Premium
Improved Humoral and Cellular Immune Responses Against the gp120 V3 Loop of HIV‐1 Following Genetic Immunization with a Chimeric DNA Vaccine Encoding the V3 Inserted into the Hepatitis B Surface Antigen
Author(s) -
Anders Fomsgaard,
Nielsen Hv,
Karin Bryder,
Christoffer Tandrup Nielsen,
Roberto Machuca,
Lone Bruun,
Jan Erik Hansen,
Søren Buus
Publication year - 1998
Publication title -
scandinavian journal of immunology
Language(s) - English
Resource type - Journals
SCImago Journal Rank - 0.934
H-Index - 88
eISSN - 1365-3083
pISSN - 0300-9475
DOI - 10.1046/j.1365-3083.1998.00323.x
Subject(s) - virology , immunogenicity , hbsag , v3 loop , epitope , ctl* , biology , dna vaccination , antigen , antibody , immune system , vaccination , hepatitis b virus , immunization , virus , immunology , cd8
The gp120‐derived V3 loop of HIV‐1 is involved in co‐receptor interaction, it guides cell tropism, and contains an epitope for antibody neutralization.
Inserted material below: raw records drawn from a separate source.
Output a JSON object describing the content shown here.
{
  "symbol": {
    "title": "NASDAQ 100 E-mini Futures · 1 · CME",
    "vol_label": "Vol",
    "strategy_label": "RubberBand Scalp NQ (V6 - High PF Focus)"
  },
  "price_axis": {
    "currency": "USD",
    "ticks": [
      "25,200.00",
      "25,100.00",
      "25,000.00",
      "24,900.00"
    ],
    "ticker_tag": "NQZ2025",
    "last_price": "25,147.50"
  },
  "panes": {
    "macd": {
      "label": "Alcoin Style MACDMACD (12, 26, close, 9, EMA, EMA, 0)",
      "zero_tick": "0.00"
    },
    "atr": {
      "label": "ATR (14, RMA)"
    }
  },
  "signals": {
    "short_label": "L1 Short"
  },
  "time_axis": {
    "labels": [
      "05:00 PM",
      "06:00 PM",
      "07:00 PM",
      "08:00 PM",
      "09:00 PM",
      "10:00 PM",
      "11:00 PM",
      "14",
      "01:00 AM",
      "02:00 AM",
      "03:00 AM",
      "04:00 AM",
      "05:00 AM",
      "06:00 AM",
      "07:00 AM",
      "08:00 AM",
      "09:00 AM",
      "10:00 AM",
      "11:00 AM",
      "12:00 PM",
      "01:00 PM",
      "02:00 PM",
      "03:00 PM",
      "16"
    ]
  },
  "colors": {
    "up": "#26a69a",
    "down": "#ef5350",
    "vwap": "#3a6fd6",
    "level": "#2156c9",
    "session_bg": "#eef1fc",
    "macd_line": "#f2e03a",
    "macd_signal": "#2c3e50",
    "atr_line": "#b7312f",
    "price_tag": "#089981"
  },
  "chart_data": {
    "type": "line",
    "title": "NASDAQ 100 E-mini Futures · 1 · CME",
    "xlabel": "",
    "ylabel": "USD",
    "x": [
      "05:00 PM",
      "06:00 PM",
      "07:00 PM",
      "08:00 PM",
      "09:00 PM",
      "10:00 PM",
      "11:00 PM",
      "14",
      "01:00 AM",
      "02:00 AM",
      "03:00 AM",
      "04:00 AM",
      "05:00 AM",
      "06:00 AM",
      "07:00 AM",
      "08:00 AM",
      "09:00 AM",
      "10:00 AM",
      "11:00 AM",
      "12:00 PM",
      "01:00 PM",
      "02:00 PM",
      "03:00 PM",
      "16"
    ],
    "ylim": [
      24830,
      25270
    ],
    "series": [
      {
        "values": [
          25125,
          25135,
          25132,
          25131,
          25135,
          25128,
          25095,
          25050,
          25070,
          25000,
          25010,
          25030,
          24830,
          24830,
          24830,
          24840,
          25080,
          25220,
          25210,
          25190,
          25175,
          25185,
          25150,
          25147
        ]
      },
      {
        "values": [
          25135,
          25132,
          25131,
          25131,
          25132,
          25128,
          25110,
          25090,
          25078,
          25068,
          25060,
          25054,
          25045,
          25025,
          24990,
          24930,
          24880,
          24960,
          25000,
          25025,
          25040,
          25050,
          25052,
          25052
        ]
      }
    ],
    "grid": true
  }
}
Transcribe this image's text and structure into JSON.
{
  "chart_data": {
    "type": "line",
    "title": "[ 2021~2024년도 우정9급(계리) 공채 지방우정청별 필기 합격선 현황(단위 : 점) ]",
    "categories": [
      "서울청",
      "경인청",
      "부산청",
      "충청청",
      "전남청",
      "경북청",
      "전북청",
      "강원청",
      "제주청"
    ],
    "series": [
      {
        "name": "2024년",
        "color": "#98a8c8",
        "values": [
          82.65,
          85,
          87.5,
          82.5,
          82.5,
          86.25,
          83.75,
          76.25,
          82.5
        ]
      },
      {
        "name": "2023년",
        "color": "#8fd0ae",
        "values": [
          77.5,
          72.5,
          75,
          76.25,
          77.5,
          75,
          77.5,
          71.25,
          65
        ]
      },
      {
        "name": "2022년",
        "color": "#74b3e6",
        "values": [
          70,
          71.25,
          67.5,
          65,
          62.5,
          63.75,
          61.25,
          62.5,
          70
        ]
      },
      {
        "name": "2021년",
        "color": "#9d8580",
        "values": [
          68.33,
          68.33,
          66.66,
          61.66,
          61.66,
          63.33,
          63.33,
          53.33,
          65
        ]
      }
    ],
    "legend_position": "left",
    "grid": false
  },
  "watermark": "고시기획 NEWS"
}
Thus, HIV‐1 V3 is an attractive vaccine candidate. The V3 of the MN strain (MN V3) contains both B‐ and T‐cell epitopes, including a known mouse H‐2 d ‐restricted cytotoxic T lymphocyte (CTL) epitope. In an attempt to improve the immunogenicity of V3 in DNA vaccines, a plasmid expressing MN V3 as a fusion protein with the highly immunogenic middle (pre‐S2 + S) surface antigen of hepatitis B virus (HBsAg) was constructed. Epidermal inoculation by gene gun was used for genetic immunization in a mouse model. Antibody and CTL responses to MN V3 and HBsAg were measured and compared with the immune responses obtained after vaccination with plasmids encoding the complete HIV‐1 MN gp160 and HBsAg (pre‐S2 + S), respectively. DNA vaccination with the HIV MN gp160 envelope plasmid induced a slow and low titred anti‐MN V3 antibody response at 12 weeks post‐inoculation (p.i.) and a late appearing (7 weeks), weak and variable CTL response. In contrast, DNA vaccination with the HBsAg‐encoding plasmid induced a rapid and high titred anti‐HBsAg antibody response and a uniform strong anti‐HBs CTL response already 1 week p.i. in all mice. DNA vaccination with the chimeric MN V3/HBsAg plasmid elicited humoral responses against both viruses within 3–6 weeks which peaked at 6–12 weeks and remained stable for at least 25 weeks. In addition, specific CTL responses were induced in all mice against both MN V3 and HBsAg already within the first 3 weeks, lasting at least 11 weeks. Thus, HBsAg acts as a ‘genetic vaccine adjuvant’ augmenting and accelerating the cellular and humoral immune response against the inserted MN V3 loop. Such chimeric HIV–HBsAg plasmid constructs may be useful in DNA immunizations as a ‘carrier’ of protein regions or minimal epitopes which are less exposed or poorly immunogenic.